Well, I pulled all the drawers out, looked underneath the vanity, behind the vanity, on top of the vanity, and clearly, the glasses were not there. Sighing, I moved to the chair beside her bed. Normal people use chairs for sitting. My daughter uses hers as a storage place for her clothing. That way, she won't have to clutter up her empty dresser drawers with clothes. I piled all the clothing on the bed and ordered her to put it away. No glasses.
She was grumbling under her breath as she tackled the clothes, but I ignored her. I crouched and looked under her bed. She looked at me and said "They're not under there."
"Did you look," I asked her in disbelief.
"Well, no," she admitted, "I started to, but it was too scary."
Now that's bad, when the person who sleeps there every night can't bring herself to look beneath the bed. Fearlessly, I stuck my arm under the bed and raked out a bunch of stuff. Most of it was candy wrappers.
"When did you eat all these sour straws?" I asked her, trying to imagine where they all came from.
"Oh when Anna had her birthday," she replied airily. I looked at her in disbelief; the birthday party was in JANUARY!! I'm surprised the wrappers didn't mutate and breed. That there are not colonies of roaches living in her room is a huge surprise.
Well, several rakings later, I was forced to concede the glasses were not under the bed. By now, I was getting pissed; I was tired, it was late, and the room was an endless sea of junk, rendering a small pair of glasses virtually undectable.
I moved over to the small TV stand in front of her bed. There was a lot of garbage around it, so I thought the glasses might be hiding in the debris. I moved a few things on the shelf and I didn't see them. There was an Abercrombie shopping bag right next to it, and I grabbed it, thinking to put the garbage in it. I opened it and rummaged around it, making sure there were no stray articles of clothing inside and....I found the glasses.
Why I didn't think to look in the shopping bag across the room from the vanity where she said she left her glasses is beyond me. Perhaps the nearsighted glasses thief tripped over the pile of dirty t-shirts and they flew across the room and landed in the bag and, being half blind, he was unable to locate them. Or maybe the crap fairy accidentally dropped them in the bag as she made a recon flight through the room.

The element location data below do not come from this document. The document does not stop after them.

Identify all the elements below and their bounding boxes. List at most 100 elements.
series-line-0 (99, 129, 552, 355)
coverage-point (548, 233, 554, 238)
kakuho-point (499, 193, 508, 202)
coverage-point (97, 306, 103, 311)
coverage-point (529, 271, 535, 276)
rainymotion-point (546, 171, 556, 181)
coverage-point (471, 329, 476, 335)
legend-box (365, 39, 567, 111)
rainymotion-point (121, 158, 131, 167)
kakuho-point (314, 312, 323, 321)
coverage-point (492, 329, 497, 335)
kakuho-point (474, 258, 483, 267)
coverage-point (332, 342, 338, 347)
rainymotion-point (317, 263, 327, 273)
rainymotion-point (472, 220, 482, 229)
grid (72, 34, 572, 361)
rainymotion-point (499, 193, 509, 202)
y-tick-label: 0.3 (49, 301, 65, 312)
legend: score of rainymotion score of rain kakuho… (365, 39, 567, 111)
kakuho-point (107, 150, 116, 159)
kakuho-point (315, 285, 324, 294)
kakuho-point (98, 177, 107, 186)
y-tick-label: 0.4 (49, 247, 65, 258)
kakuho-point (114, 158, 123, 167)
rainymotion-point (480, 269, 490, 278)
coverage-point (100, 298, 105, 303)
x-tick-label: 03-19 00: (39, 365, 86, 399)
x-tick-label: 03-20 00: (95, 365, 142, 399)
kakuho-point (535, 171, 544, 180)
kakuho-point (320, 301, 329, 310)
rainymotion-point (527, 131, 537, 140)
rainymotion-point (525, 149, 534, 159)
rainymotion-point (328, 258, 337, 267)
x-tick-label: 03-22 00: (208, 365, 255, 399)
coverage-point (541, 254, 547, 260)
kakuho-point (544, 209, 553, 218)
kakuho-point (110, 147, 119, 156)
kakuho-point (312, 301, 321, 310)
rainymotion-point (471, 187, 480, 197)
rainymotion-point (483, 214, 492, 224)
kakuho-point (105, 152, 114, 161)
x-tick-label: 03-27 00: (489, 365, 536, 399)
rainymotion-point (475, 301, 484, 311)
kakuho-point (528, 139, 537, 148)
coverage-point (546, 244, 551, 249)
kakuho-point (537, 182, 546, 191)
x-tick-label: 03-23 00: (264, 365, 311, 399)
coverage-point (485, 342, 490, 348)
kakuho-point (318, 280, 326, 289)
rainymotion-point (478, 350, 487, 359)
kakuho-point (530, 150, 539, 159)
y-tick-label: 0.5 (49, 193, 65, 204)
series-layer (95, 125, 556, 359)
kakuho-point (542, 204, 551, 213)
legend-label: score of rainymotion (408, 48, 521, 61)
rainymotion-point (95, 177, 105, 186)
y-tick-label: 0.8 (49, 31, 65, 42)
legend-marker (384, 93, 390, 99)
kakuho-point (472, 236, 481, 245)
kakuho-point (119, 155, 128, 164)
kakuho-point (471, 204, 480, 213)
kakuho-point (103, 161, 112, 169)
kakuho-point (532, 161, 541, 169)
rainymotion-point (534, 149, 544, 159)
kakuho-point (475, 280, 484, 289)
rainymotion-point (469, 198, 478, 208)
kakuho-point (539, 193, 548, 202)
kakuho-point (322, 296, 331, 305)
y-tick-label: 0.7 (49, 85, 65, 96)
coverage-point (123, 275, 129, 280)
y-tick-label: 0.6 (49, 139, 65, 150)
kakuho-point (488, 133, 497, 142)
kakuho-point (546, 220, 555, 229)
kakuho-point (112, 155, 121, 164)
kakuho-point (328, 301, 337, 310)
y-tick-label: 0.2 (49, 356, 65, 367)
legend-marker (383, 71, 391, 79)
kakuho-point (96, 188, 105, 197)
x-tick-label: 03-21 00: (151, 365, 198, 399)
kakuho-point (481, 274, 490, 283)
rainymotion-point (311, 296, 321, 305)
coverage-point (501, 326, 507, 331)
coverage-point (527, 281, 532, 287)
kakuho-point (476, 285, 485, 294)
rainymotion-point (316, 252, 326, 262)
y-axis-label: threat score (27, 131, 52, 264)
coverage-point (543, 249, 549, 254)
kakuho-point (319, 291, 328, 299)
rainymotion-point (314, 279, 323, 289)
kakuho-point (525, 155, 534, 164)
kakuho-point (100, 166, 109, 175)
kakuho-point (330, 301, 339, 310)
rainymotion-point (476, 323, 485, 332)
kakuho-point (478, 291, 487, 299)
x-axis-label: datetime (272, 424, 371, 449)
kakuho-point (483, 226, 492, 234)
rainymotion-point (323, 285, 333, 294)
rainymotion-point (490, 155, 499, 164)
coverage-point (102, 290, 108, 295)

Whatever the reason, the glasses were returned to their owner safe and sound. She did not seem at all fazed by their location; in fact, she was most blase about it and displayed only mild surprise. Silly me to get all bent out of shape about her glasses being AWOL for a week, only to turn up in a shopping bag. I really do need to lighten up!
I glared at her, told her if the glasses ever left her face again, I was having them welded on permanently and I left the room. This morning she appeared with them on, so at least for now, the glasses thief has been foiled!